Volveréis
Jonás Trueba, Espagne, France, 2024o
Ale, réalisatrice, et Alex, acteur, décident de se séparer après 15 ans de vie commune. Cela mérite d'être célébré – à en croire du moins un vieil adage du père d'Ale. Celui-ci répète inlassablement que les séparations, et non les mariages, doivent être fêtés. Mais l'entourage du couple considère plutôt cette nouvelle comme une mauvaise blague. Le couple n'en est que plus déterminé à organisé une fête de séparation, pour convaincre leurs proches de la fin de leur relation. Et surtout eux-mêmes.
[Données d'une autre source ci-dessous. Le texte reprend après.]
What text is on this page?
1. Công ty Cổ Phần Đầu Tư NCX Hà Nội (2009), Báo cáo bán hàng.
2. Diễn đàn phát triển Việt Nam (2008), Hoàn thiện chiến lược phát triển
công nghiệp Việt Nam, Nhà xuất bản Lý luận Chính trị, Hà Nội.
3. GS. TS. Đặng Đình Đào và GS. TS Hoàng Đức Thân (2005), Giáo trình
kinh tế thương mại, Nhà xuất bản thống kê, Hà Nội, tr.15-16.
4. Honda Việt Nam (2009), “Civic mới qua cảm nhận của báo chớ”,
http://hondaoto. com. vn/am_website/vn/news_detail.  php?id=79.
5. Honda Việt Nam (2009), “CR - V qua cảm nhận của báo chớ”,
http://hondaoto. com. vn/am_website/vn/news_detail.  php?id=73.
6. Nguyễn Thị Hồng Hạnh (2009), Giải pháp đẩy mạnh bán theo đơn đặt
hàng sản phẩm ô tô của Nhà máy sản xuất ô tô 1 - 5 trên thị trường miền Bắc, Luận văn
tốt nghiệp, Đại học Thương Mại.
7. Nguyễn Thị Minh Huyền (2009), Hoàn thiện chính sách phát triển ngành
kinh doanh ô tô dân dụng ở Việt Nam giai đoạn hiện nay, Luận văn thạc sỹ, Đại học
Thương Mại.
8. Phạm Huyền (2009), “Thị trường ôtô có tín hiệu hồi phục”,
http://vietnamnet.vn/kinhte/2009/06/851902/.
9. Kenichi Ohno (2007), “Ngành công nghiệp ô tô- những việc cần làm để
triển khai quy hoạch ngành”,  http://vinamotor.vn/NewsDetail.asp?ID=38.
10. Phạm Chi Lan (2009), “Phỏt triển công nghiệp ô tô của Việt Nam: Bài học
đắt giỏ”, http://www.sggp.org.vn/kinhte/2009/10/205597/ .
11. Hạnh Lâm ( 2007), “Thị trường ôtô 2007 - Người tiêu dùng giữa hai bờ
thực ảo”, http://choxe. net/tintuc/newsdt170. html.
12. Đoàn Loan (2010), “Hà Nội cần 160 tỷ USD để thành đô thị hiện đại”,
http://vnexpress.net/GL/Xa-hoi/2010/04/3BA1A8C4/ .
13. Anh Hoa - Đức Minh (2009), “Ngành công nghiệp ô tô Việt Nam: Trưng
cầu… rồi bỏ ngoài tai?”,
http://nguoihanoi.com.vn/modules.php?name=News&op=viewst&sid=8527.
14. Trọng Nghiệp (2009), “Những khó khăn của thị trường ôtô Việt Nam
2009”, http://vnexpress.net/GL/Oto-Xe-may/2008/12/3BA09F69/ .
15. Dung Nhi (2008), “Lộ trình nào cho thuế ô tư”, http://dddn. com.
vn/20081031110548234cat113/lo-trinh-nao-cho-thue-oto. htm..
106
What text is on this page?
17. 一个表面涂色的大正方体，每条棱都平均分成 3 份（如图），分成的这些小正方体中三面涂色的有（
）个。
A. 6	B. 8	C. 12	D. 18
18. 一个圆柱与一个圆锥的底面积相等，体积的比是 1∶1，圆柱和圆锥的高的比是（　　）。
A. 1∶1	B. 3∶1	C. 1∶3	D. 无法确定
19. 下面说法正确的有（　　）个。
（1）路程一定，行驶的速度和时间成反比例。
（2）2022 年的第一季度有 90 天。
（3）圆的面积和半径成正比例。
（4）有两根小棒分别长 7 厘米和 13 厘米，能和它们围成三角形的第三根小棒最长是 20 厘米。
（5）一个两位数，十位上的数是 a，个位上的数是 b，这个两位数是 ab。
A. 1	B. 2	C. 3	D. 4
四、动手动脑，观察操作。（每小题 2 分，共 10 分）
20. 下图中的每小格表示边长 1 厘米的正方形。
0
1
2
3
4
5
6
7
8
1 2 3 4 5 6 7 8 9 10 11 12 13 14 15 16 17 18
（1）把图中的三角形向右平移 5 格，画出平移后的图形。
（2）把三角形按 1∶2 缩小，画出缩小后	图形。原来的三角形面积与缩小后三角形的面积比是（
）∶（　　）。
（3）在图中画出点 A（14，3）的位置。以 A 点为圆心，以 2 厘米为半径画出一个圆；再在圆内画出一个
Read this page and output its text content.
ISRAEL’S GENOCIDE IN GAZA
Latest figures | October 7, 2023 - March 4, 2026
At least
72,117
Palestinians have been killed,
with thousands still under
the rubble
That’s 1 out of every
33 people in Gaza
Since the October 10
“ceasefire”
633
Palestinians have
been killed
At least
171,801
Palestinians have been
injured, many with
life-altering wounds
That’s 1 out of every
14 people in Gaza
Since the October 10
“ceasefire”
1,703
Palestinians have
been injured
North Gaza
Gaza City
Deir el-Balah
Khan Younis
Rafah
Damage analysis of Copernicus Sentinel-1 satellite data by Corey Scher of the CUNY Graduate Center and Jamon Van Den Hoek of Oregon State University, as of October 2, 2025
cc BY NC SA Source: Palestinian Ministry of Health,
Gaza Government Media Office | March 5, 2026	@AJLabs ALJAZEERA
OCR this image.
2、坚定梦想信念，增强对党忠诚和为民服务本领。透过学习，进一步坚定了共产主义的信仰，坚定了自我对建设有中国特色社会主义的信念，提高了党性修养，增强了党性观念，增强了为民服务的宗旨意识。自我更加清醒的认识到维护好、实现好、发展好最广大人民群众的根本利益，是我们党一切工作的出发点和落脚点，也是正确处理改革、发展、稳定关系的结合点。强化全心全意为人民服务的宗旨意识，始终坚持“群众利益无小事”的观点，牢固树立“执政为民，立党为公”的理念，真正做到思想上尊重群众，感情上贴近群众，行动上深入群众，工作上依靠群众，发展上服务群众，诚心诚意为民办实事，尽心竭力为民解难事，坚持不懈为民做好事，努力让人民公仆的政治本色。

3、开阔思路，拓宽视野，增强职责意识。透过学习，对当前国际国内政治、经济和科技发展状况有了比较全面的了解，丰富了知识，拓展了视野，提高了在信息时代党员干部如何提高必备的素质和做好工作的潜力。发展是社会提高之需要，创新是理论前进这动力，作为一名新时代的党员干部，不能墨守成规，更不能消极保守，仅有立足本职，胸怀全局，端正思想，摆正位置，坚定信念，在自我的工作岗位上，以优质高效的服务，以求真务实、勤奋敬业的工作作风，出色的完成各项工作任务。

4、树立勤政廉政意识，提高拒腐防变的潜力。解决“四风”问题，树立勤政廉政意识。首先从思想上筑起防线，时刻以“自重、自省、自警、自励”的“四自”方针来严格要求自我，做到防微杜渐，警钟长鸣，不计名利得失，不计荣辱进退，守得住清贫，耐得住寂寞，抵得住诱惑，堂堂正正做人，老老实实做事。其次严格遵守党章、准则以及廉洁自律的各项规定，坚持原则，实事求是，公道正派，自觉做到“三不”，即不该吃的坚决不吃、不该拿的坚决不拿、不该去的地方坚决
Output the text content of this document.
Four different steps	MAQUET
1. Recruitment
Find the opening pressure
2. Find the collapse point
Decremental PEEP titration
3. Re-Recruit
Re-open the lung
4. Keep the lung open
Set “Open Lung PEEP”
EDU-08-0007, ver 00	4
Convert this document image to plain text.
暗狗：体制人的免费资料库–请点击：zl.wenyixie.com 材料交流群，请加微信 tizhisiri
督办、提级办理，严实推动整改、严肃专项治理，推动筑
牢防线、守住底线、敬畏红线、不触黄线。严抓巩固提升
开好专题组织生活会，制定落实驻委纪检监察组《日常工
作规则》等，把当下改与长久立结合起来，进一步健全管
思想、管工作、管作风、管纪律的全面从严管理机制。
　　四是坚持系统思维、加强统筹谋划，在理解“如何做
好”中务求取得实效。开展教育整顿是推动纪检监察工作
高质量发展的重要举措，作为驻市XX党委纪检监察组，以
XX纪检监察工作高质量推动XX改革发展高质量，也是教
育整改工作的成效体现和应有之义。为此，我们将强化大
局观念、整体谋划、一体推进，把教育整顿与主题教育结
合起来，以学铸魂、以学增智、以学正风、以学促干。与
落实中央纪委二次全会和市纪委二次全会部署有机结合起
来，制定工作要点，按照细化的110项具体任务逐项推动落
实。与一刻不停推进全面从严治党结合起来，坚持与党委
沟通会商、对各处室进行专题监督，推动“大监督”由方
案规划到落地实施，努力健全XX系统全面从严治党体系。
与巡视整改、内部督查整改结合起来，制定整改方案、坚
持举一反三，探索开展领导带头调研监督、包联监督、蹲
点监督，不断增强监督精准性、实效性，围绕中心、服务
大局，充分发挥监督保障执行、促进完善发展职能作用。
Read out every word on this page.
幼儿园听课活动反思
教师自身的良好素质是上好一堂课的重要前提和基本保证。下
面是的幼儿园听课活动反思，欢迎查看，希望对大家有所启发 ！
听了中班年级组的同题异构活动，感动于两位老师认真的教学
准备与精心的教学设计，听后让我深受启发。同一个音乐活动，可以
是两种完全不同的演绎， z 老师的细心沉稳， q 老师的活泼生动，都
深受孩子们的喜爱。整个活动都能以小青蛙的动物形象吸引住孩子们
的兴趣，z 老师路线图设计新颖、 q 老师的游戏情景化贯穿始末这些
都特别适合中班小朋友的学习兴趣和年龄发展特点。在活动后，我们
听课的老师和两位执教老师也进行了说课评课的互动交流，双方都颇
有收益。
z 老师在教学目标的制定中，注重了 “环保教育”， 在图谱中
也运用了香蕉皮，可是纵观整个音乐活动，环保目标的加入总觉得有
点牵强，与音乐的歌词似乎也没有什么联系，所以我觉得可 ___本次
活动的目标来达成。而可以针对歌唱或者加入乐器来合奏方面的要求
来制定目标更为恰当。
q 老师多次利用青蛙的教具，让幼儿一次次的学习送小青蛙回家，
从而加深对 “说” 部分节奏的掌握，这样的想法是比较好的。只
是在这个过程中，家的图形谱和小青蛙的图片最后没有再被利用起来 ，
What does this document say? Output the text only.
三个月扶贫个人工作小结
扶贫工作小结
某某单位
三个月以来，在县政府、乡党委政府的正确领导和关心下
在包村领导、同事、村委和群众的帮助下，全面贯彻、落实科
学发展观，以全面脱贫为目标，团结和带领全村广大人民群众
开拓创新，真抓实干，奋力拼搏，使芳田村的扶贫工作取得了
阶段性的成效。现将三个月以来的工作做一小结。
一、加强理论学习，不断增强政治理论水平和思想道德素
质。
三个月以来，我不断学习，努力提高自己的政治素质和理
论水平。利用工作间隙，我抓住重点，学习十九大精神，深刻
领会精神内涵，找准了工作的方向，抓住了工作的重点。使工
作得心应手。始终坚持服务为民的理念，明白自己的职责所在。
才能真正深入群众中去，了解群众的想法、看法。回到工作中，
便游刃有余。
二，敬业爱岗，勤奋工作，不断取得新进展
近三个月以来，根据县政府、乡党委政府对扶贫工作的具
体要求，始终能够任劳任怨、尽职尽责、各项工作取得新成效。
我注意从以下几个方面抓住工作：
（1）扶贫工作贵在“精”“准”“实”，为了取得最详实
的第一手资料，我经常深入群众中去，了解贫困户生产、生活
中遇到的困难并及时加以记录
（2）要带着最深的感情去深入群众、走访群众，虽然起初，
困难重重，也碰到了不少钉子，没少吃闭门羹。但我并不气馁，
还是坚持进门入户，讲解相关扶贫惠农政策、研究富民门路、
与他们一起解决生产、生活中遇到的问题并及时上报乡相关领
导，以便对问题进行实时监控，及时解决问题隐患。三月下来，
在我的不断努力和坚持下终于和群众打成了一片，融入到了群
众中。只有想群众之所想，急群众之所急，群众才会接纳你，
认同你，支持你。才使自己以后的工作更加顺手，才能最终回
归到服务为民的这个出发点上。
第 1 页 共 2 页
Ale, réalisatrice, et Alex, acteur, décident de se séparer après quinze ans de vie commune. Si les raisons sont à peine abordées (la routine sans joie du couple est toutefois perceptible), le processus de rupture, en revanche, constitue le cœur du film. Car selon le père d’Ale, ce ne sont pas les mariages que l’on devrait célébrer, mais les séparations. Et c’est bien ainsi qu’Ale et Alex l’entendent: le futur ancien couple décide d’organiser une fête de séparation réunissant leurs amis et familles, avec buffet et groupe de musique à la carte. Dans leur entourage, le projet suscite étonnement, consternation, mais parfois aussi une approbation complice. Son annonce constitue l’unique thème et la seule idée du film. Est-ce suffisant pour un long-métrage de près de deux heures? La réponse est oui, pour autant que le scénario soit suffisamment inventif et le réalisateur assez déterminé pour exploiter son potentiel tragi-comique. Le jeune Pedro Almodóvar, ou plus récemment le Roumain Radu Jude (Bad Luck Banging or Loony Porn), sont là pour le prouver. L'Espagnol Jonás Trueba, fils du réalisateur à succès Fernando Trueba, s’en tire à sa manière: dans le film, le couple travaille lui-même à la réalisation d’un film racontant exactement la même histoire que Septembre sans attendre, avec les mêmes personnages. Ainsi, une scène que nous venons de voir nous est montrée aussitôt une seconde fois, sur la table de montage, accompagnée de la discussion d’Ale avec son monteur pour savoir s’il faut raccourcir le début et comment assurer la transition vers la scène suivante. Quant à Fernando Trueba, il apporte (dans le rôle du père d’Ale) un touche de légitimité théorique, en convoquant les ouvrages du philosophe danois Søren Kierkegaard, connu pour ses réflexions sur la répétition, et du théoricien du cinéma américain Stanley Cavell: une spirale réflexive qui tantôt donne parfois le vertige, tantôt fait agréablement illusion.